If the company chooses to take the borrower to court for non-payment, it can charge additional fees for court costs which puts a further burden on the borrower. If the company decides to sell the vehicle, they can usually keep all of the money, even what is in excess of the amount owed. So if a customer borrowed only $500 against a $5000 vehicle, he could lose everything. This happens because many states do not regulate this type of lending. It is a bad idea to take the chance of losing a vehicle that you worked hard to buy and maintain.
Sometimes a lender will allow the customer to rollover the loan if he is unable to pay. However, this choice also works against the borrower as there will most likely be rollover fees and possibly a late payment fee. On a rollover loan, the customer must still pay the interest every month. A customer who rolls over his loan several times could pay more in interest and fees than what he originally borrowed. The customer would still owe all of the original loan since his monthly payments were not credited to the principal balance.
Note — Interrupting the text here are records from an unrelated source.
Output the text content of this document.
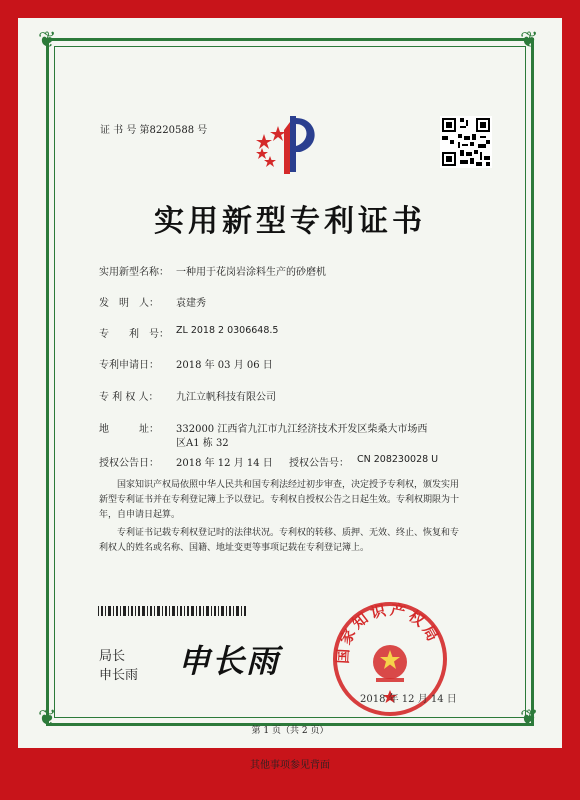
❦	❦
❦	❦
证 书 号 第8220588 号
实用新型专利证书
实用新型名称： 一种用于花岗岩涂料生产的砂磨机
发　明　人： 袁建秀
专　　利　号： ZL 2018 2 0306648.5
专利申请日： 2018 年 03 月 06 日
专 利 权 人： 九江立帆科技有限公司
地　　　址： 332000 江西省九江市九江经济技术开发区柴桑大市场西
区A1 栋 32
授权公告日： 2018 年 12 月 14 日 授权公告号： CN 208230028 U
国家知识产权局依照中华人民共和国专利法经过初步审查，决定授予专利权，颁发实用
新型专利证书并在专利登记簿上予以登记。专利权自授权公告之日起生效。专利权期限为十
年，自申请日起算。
专利证书记载专利权登记时的法律状况。专利权的转移、质押、无效、终止、恢复和专
利权人的姓名或名称、国籍、地址变更等事项记载在专利登记簿上。
局长
申长雨 申长雨	国家知识产权局
2018 年 12 月 14 日
第 1 页（共 2 页）
其他事项参见背面
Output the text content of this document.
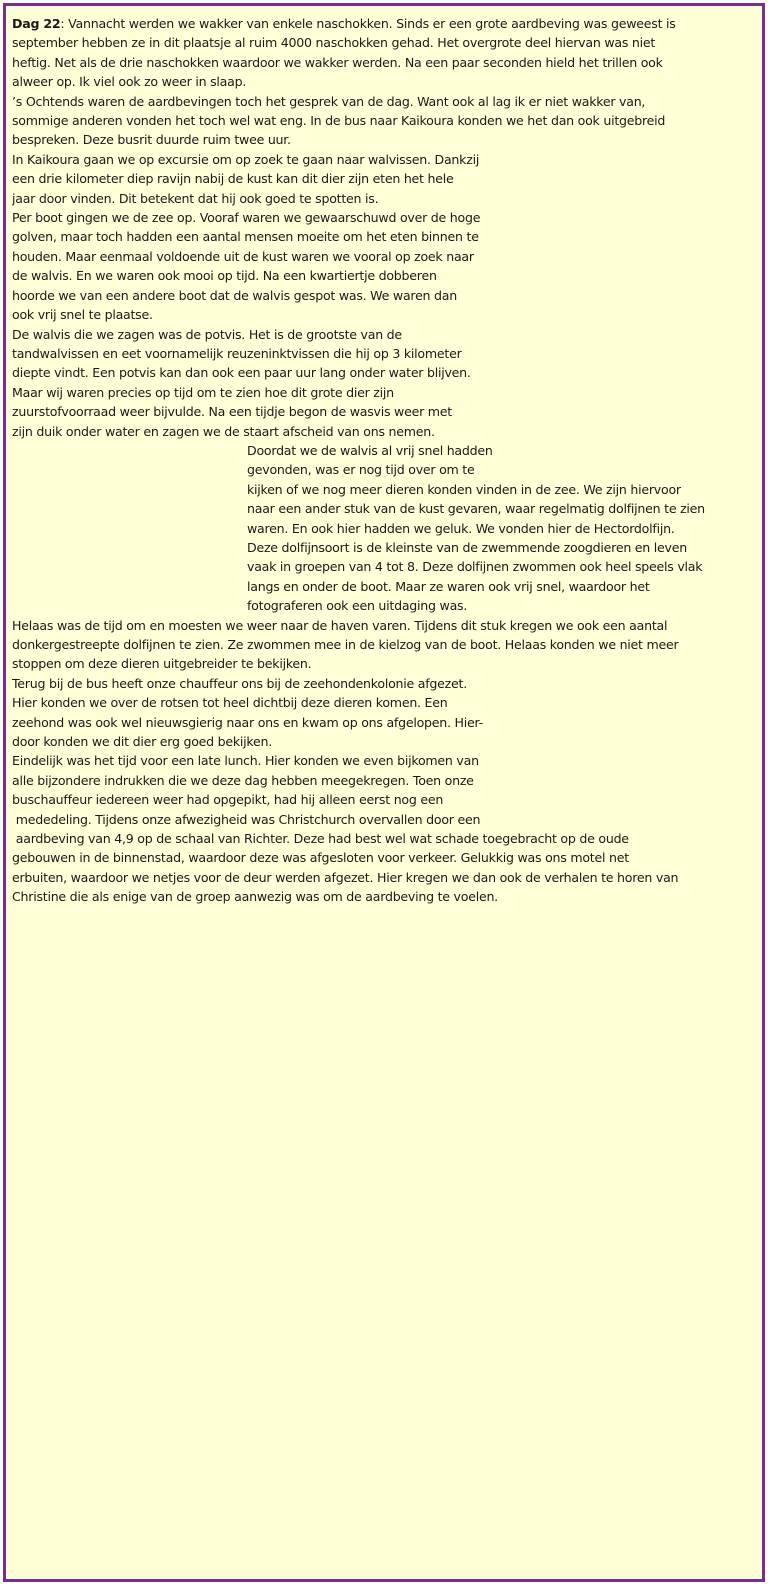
Dag 22: Vannacht werden we wakker van enkele naschokken. Sinds er een grote aardbeving was geweest is
september hebben ze in dit plaatsje al ruim 4000 naschokken gehad. Het overgrote deel hiervan was niet
heftig. Net als de drie naschokken waardoor we wakker werden. Na een paar seconden hield het trillen ook
alweer op. Ik viel ook zo weer in slaap.
’s Ochtends waren de aardbevingen toch het gesprek van de dag. Want ook al lag ik er niet wakker van,
sommige anderen vonden het toch wel wat eng. In de bus naar Kaikoura konden we het dan ook uitgebreid
bespreken. Deze busrit duurde ruim twee uur.
In Kaikoura gaan we op excursie om op zoek te gaan naar walvissen. Dankzij
een drie kilometer diep ravijn nabij de kust kan dit dier zijn eten het hele
jaar door vinden. Dit betekent dat hij ook goed te spotten is.
Per boot gingen we de zee op. Vooraf waren we gewaarschuwd over de hoge
golven, maar toch hadden een aantal mensen moeite om het eten binnen te
houden. Maar eenmaal voldoende uit de kust waren we vooral op zoek naar
de walvis. En we waren ook mooi op tijd. Na een kwartiertje dobberen
hoorde we van een andere boot dat de walvis gespot was. We waren dan
ook vrij snel te plaatse.
De walvis die we zagen was de potvis. Het is de grootste van de
tandwalvissen en eet voornamelijk reuzeninktvissen die hij op 3 kilometer
diepte vindt. Een potvis kan dan ook een paar uur lang onder water blijven.
Maar wij waren precies op tijd om te zien hoe dit grote dier zijn
zuurstofvoorraad weer bijvulde. Na een tijdje begon de wasvis weer met
zijn duik onder water en zagen we de staart afscheid van ons nemen.
Doordat we de walvis al vrij snel hadden
gevonden, was er nog tijd over om te
kijken of we nog meer dieren konden vinden in de zee. We zijn hiervoor
naar een ander stuk van de kust gevaren, waar regelmatig dolfijnen te zien
waren. En ook hier hadden we geluk. We vonden hier de Hectordolfijn.
Deze dolfijnsoort is de kleinste van de zwemmende zoogdieren en leven
vaak in groepen van 4 tot 8. Deze dolfijnen zwommen ook heel speels vlak
langs en onder de boot. Maar ze waren ook vrij snel, waardoor het
fotograferen ook een uitdaging was.
Helaas was de tijd om en moesten we weer naar de haven varen. Tijdens dit stuk kregen we ook een aantal
donkergestreepte dolfijnen te zien. Ze zwommen mee in de kielzog van de boot. Helaas konden we niet meer
stoppen om deze dieren uitgebreider te bekijken.
Terug bij de bus heeft onze chauffeur ons bij de zeehondenkolonie afgezet.
Hier konden we over de rotsen tot heel dichtbij deze dieren komen. Een
zeehond was ook wel nieuwsgierig naar ons en kwam op ons afgelopen. Hier-
door konden we dit dier erg goed bekijken.
Eindelijk was het tijd voor een late lunch. Hier konden we even bijkomen van
alle bijzondere indrukken die we deze dag hebben meegekregen. Toen onze
buschauffeur iedereen weer had opgepikt, had hij alleen eerst nog een
mededeling. Tijdens onze afwezigheid was Christchurch overvallen door een
aardbeving van 4,9 op de schaal van Richter. Deze had best wel wat schade toegebracht op de oude
gebouwen in de binnenstad, waardoor deze was afgesloten voor verkeer. Gelukkig was ons motel net
erbuiten, waardoor we netjes voor de deur werden afgezet. Hier kregen we dan ook de verhalen te horen van
Christine die als enige van de groep aanwezig was om de aardbeving te voelen.
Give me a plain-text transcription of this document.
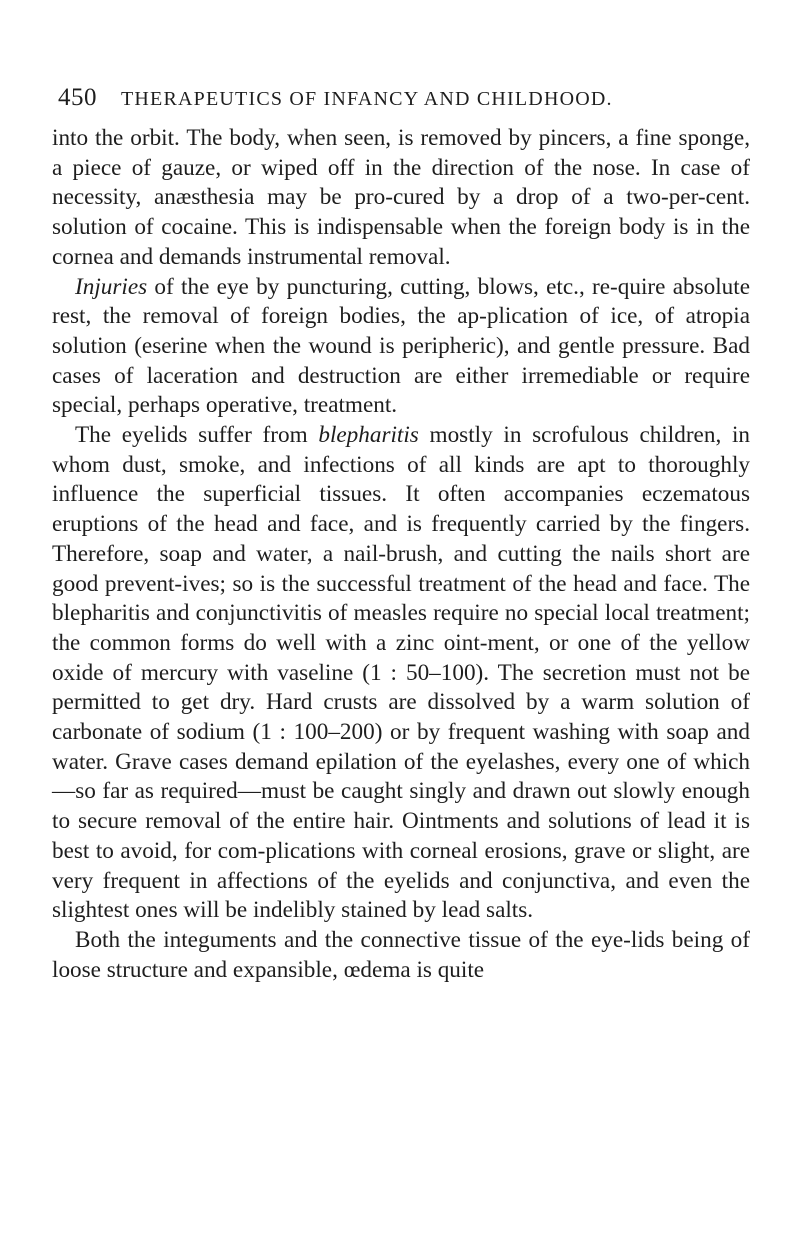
450 THERAPEUTICS OF INFANCY AND CHILDHOOD.

into the orbit. The body, when seen, is removed by pincers, a fine sponge, a piece of gauze, or wiped off in the direction of the nose. In case of necessity, anæsthesia may be pro-cured by a drop of a two-per-cent. solution of cocaine. This is indispensable when the foreign body is in the cornea and demands instrumental removal.

Injuries of the eye by puncturing, cutting, blows, etc., re-quire absolute rest, the removal of foreign bodies, the ap-plication of ice, of atropia solution (eserine when the wound is peripheric), and gentle pressure. Bad cases of laceration and destruction are either irremediable or require special, perhaps operative, treatment.

The eyelids suffer from blepharitis mostly in scrofulous children, in whom dust, smoke, and infections of all kinds are apt to thoroughly influence the superficial tissues. It often accompanies eczematous eruptions of the head and face, and is frequently carried by the fingers. Therefore, soap and water, a nail-brush, and cutting the nails short are good prevent-ives; so is the successful treatment of the head and face. The blepharitis and conjunctivitis of measles require no special local treatment; the common forms do well with a zinc oint-ment, or one of the yellow oxide of mercury with vaseline (1 : 50–100). The secretion must not be permitted to get dry. Hard crusts are dissolved by a warm solution of carbonate of sodium (1 : 100–200) or by frequent washing with soap and water. Grave cases demand epilation of the eyelashes, every one of which—so far as required—must be caught singly and drawn out slowly enough to secure removal of the entire hair. Ointments and solutions of lead it is best to avoid, for com-plications with corneal erosions, grave or slight, are very frequent in affections of the eyelids and conjunctiva, and even the slightest ones will be indelibly stained by lead salts.

Both the integuments and the connective tissue of the eye-lids being of loose structure and expansible, œdema is quite
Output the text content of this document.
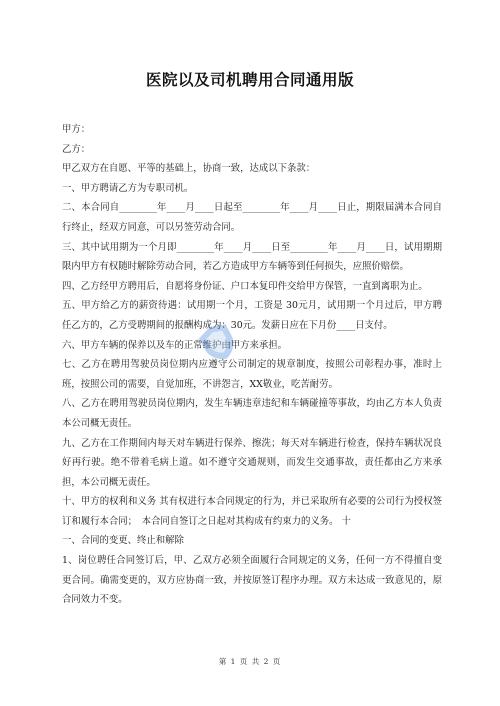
医院以及司机聘用合同通用版

甲方：

乙方：

甲乙双方在自愿、平等的基础上，协商一致，达成以下条款：

一、甲方聘请乙方为专职司机。

二、本合同自________年____月____日起至________年____月____日止，期限届满本合同自行终止，经双方同意，可以另签劳动合同。

三、其中试用期为一个月即________年____月____日至________年____月____日，试用期期限内甲方有权随时解除劳动合同，若乙方造成甲方车辆等到任何损失，应照价赔偿。

四、乙方经甲方聘用后，自愿将身份证、户口本复印件交给甲方保管，一直到离职为止。

五、甲方给乙方的薪资待遇：试用期一个月，工资是 30元月，试用期一个月过后，甲方聘任乙方的，乙方受聘期间的报酬构成为：30元。发薪日应在下月份____日支付。

六、甲方车辆的保养以及车的正常维护由甲方来承担。

七、乙方在聘用驾驶员岗位期内应遵守公司制定的规章制度，按照公司彰程办事，准时上班，按照公司的需要，自觉加班，不讲怨言，XX敬业，吃苦耐劳。

八、乙方在聘用驾驶员岗位期内，发生车辆违章违纪和车辆碰撞等事故，均由乙方本人负责本公司概无责任。

九、乙方在工作期间内每天对车辆进行保养、擦洗；每天对车辆进行检查，保持车辆状况良好再行驶。绝不带着毛病上道。如不遵守交通规则，而发生交通事故，责任都由乙方来承担，本公司概无责任。

十、甲方的权利和义务 其有权进行本合同规定的行为，并已采取所有必要的公司行为授权签订和履行本合同；　本合同自签订之日起对其构成有约束力的义务。 十

一、合同的变更、终止和解除

1、岗位聘任合同签订后，甲、乙双方必须全面履行合同规定的义务，任何一方不得擅自变更合同。确需变更的，双方应协商一致，并按原签订程序办理。双方未达成一致意见的，原合同效力不变。

第 1 页 共 2 页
Car title loans are advertised as helping people through a financial tight spot. The reality is that the customers are much worse off than when they started. Since most of the car title loan customers are low income, they simply do not have the resources to repay this type of obligation. Many end of paying thousands of dollars and then still lose their vehicle. Car title loans are a bad idea for all borrowers. The only people who profit are the predatory lenders.